Julien Talpin est directeur de recherche au CNRS en sciences politiques, spécialiste de la participation. Il revient pour Carenews sur le rôle des acteurs de l’économie sociale et solidaire (ESS), et en particulier du monde associatif, dans la lutte contre l'abstention.
- En quoi un tissu associatif et solidaire dense peut-il limiter l'abstention ou favoriser les votes ?

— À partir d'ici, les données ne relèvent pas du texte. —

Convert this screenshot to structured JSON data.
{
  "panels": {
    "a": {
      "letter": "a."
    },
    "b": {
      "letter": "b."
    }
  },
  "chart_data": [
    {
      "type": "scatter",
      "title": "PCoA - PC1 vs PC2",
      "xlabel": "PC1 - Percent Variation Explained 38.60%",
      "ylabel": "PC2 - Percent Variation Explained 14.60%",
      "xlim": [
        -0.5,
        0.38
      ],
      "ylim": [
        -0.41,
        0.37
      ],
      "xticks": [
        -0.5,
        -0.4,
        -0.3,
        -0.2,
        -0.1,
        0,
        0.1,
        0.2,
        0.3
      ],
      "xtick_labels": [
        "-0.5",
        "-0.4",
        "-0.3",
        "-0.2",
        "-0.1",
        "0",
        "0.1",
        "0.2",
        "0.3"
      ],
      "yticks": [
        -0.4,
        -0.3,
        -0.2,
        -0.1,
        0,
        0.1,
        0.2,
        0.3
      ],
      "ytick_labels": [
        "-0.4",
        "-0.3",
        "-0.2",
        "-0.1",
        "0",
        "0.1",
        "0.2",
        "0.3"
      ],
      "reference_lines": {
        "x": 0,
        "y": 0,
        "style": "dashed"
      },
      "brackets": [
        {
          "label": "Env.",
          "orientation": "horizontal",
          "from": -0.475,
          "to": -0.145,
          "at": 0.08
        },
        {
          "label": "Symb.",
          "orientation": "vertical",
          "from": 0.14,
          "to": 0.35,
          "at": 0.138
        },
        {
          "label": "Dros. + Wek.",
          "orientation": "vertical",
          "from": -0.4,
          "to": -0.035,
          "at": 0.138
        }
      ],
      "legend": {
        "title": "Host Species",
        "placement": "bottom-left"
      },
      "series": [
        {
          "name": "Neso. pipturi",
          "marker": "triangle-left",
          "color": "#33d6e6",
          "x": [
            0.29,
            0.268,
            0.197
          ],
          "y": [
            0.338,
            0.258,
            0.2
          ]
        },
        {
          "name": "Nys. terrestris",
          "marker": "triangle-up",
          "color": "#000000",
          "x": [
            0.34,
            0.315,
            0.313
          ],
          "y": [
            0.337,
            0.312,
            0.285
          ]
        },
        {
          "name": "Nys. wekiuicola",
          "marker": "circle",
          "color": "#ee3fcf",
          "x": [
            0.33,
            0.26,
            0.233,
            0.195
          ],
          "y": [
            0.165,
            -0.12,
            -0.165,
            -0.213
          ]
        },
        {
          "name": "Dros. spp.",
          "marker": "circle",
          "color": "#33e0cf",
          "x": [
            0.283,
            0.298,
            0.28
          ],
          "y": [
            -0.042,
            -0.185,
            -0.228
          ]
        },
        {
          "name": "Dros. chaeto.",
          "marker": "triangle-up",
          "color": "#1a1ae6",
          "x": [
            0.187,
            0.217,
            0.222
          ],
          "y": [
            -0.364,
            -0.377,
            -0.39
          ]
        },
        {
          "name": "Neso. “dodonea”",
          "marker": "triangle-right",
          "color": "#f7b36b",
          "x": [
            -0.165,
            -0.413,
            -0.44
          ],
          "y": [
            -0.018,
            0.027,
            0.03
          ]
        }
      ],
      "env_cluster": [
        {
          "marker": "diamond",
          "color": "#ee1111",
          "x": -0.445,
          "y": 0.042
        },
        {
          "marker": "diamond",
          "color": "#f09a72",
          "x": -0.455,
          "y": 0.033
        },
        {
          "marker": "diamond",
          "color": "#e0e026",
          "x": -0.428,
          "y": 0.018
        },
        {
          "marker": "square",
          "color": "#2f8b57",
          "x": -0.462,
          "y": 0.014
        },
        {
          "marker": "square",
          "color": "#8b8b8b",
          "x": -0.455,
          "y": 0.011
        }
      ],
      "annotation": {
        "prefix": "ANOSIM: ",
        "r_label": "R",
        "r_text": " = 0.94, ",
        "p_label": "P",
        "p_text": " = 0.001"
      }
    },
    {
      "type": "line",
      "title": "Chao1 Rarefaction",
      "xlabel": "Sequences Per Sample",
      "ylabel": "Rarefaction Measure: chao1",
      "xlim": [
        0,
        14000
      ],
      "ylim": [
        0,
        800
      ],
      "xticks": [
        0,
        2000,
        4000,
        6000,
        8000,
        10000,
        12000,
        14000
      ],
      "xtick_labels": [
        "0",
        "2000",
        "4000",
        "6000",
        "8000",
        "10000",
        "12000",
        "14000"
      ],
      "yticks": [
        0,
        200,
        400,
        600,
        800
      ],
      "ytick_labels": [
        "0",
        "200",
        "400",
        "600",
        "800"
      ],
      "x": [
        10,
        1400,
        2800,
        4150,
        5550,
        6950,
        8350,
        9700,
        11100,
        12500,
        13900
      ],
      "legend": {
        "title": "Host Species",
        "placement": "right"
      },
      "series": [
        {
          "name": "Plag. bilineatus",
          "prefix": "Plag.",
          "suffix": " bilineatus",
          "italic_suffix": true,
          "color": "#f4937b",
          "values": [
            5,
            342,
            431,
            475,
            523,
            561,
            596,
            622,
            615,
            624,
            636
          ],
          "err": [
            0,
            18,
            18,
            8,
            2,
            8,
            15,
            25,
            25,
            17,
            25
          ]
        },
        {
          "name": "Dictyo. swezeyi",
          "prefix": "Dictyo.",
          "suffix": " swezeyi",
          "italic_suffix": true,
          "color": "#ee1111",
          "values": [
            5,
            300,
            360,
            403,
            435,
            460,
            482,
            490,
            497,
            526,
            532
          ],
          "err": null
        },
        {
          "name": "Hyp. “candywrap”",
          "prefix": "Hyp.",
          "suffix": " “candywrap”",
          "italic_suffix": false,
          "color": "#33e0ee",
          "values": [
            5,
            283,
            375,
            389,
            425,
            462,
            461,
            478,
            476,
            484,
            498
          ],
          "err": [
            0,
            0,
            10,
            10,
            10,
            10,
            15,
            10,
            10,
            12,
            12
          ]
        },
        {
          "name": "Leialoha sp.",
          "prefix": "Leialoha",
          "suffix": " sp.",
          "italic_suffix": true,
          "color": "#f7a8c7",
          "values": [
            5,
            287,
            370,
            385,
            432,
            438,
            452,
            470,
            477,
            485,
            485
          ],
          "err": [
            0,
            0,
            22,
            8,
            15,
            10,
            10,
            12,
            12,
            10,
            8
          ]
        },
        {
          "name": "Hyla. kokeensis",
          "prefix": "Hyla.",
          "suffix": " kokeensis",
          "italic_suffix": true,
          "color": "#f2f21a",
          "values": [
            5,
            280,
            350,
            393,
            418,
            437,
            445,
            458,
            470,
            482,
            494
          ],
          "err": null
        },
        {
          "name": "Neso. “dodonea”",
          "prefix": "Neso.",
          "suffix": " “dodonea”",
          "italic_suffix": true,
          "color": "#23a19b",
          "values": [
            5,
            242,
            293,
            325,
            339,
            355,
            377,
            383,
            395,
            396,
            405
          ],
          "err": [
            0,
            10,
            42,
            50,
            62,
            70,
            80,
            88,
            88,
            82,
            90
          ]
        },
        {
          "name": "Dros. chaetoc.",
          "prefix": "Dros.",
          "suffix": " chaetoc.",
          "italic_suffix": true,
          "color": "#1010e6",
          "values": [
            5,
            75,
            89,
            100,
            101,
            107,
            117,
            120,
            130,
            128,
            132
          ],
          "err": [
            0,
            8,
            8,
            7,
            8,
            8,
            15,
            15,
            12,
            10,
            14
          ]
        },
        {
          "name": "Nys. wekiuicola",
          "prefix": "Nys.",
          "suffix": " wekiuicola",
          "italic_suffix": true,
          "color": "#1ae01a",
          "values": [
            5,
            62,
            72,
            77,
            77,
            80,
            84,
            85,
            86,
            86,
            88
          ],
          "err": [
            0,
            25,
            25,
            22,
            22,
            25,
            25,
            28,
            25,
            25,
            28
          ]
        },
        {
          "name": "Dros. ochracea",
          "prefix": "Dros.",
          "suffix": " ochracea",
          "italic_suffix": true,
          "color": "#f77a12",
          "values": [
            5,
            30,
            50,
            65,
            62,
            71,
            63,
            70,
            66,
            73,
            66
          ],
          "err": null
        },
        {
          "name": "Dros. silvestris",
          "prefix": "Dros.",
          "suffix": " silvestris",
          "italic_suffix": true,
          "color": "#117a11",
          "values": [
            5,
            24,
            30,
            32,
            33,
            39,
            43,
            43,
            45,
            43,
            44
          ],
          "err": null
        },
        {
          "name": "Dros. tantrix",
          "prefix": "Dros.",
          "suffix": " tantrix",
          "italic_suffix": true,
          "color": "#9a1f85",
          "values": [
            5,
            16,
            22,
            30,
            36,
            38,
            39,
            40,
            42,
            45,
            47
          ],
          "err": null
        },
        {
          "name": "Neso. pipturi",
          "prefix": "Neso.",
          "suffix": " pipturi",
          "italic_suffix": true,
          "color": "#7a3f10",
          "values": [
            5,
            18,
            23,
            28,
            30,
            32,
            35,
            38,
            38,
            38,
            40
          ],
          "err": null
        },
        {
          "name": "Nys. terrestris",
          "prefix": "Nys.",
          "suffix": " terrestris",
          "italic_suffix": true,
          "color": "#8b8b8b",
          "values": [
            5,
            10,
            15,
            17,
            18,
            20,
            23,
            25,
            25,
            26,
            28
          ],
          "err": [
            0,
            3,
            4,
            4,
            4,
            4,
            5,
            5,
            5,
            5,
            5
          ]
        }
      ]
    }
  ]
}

C’est une question qui a fait l'objet de nombreuses recherches. Robert Putman montrait notamment en étudiant l’Italie qu’un tissu associatif dense était vecteur de participation sous d’autres formes, y compris électorale, et constituait plutôt un frein à l’extrême droite. Mais ce lien mécanique entre vie associative dynamique et rempart à l'extrême droite a été remis en cause. Une des conditions fondamentales c’est qu’on parle de politique dans les espaces associatifs, ce qui ne va pas de soi.
Il y a une tendance croissante au sein du monde associatif à mettre la politique à distance depuis une vingtaine d'années. Cette tendance est liée aux modalités de financement du monde associatif. Beaucoup se revendiquent « apolitiques » dans l’économie sociale et solidaire, le travail social, l'éducation populaire. Les acteurs sont tiraillés entre une fibre militante et une forme de réticence à paraître trop politisés.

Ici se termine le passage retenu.